Nick Herbert and Claire Perry SUS-150115-171956001
Nick Herbert and Claire Perry SUS-150115-171956001

LANCING and Sompting residents have shared their frustration over rail services as the government demands for improvements this month.

The 07.29 Brighton to London Victoria train service, which stops at Lancing, failed to arrive on time on any of its 240 attempts last year.

Recently speaking to BBC Sussex and BBC Surrey, David Cameron said that delayed services were ‘extremely frustrating’ and added: “Frankly if the operators continue to fail then they should be at risk of losing their franchise because it’s not good enough to have services like this.”

Deborah Fields travels to London twice a week from Lancing to get to work.

She said: “It has cost me a fortune in missed appointments and late arrivals.

“It has taken me hours to get home. Over 40 per cent of my journeys have been affected. Constant signalling failures, engineering works, people on tracks or other issues. I moan all the time about it.”

On the other hand, Lancing resident Peter Ring said that he does not feel delays are always due to the rail services.

He said: “I think it’s pretty good actually. I used to travel to Woking for medical appointments about once a month, via Havant. I do think though that some passenger’s behaviour contributes to delays – people holding automatic doors open, etc...”

Tim Kimber is another commuter from Lancing. She said: “I commute to East Croydon and London Bridge daily and have done for almost eight years.

“Despite increasing costs, the last year has been the worst for general lateness and delays, even if just a few minutes each way each day, there is hardly ever a credible reason for this that is given.”

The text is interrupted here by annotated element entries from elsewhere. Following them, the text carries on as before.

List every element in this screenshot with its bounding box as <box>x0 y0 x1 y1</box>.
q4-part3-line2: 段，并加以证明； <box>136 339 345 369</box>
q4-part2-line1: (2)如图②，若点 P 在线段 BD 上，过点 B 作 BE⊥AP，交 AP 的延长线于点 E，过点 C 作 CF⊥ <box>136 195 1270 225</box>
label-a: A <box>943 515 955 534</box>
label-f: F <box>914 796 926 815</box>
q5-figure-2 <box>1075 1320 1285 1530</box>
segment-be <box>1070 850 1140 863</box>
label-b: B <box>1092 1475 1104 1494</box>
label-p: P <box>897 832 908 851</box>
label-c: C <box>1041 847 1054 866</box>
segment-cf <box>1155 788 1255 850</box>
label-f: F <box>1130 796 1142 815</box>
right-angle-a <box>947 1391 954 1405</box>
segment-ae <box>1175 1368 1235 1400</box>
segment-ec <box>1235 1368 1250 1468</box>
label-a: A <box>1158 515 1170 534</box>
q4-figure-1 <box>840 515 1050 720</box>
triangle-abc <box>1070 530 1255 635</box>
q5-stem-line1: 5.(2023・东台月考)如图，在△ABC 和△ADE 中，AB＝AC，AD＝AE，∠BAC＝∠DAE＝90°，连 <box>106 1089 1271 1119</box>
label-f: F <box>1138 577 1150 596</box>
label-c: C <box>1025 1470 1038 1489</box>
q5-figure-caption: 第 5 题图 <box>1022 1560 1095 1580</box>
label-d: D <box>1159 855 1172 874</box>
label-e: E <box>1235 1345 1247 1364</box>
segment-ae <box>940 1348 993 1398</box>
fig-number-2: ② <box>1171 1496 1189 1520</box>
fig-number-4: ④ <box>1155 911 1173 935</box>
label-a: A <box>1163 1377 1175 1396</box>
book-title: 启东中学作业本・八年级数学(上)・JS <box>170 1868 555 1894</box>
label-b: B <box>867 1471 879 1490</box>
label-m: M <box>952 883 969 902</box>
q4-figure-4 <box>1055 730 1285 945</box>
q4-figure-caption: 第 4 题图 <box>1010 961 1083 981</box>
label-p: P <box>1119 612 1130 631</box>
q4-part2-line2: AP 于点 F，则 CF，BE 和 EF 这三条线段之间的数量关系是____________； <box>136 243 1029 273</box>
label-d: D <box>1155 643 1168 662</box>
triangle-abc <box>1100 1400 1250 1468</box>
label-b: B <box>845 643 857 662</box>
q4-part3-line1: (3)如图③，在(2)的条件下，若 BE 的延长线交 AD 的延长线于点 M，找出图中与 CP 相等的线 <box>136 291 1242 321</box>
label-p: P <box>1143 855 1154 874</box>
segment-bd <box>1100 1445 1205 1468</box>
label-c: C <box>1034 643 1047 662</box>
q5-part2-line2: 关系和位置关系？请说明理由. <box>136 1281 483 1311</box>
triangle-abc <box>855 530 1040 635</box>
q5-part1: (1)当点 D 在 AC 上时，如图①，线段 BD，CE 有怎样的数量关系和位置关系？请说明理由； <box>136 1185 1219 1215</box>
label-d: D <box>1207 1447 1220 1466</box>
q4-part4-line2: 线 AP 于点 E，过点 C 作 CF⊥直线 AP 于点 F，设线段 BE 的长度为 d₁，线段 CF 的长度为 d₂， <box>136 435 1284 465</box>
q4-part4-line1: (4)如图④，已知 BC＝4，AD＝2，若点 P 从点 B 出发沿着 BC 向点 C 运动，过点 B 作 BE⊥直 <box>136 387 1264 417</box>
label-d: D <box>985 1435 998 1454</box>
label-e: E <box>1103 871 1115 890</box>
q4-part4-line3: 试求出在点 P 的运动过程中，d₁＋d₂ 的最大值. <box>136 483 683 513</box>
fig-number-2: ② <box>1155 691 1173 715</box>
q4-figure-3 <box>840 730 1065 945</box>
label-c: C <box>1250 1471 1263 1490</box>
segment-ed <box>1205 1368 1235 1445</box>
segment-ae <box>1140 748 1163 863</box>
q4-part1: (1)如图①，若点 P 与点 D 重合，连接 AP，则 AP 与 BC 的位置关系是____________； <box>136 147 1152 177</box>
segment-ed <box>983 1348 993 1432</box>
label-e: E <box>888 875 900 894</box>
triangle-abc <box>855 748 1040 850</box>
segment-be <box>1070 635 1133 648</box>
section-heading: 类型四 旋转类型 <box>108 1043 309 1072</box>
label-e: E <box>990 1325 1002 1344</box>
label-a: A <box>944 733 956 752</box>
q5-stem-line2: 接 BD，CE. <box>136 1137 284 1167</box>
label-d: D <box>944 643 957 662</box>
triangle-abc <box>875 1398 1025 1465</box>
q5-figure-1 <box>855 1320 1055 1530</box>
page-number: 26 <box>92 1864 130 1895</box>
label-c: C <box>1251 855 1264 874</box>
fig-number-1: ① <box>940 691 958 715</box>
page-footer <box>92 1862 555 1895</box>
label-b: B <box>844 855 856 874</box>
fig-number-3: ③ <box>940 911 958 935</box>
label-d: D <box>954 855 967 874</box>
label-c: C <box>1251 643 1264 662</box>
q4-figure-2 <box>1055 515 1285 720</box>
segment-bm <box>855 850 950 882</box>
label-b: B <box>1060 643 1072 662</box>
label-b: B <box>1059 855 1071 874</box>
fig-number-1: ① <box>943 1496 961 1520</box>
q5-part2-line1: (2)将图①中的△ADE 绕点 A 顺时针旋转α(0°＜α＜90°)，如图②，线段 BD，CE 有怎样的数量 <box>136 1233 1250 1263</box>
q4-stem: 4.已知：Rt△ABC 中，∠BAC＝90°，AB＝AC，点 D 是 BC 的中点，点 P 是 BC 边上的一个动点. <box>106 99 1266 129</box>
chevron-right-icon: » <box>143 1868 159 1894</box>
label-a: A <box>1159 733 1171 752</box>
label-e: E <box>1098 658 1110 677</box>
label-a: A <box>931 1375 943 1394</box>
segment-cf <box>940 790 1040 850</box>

Arundel & South Downs MP Nick Herbert met the Rail Minister on January 6 to discuss services in West Sussex.

The MP, who was recently appointed President of the West Sussex Rail Users Association, said that he had received complaints about the punctuality of trains.

Mr Herbert asked to see Claire Perry MP, the Parliamentary Under Secretary at the Department of Transport.

Mrs Perry said that while a certain amount of disruption was caused by the £6 billion London Bridge improvements, this did not excuse poor reliability generally, especially on the Brighton line.

Mr Herbert also raised the issue of the Arundel Chord, the proposal for a short piece of line to allow trains to turn east below Arundel.

However, Network Rail found that there would be insufficient benefits to justify the cost, which would be between £35 and £75m.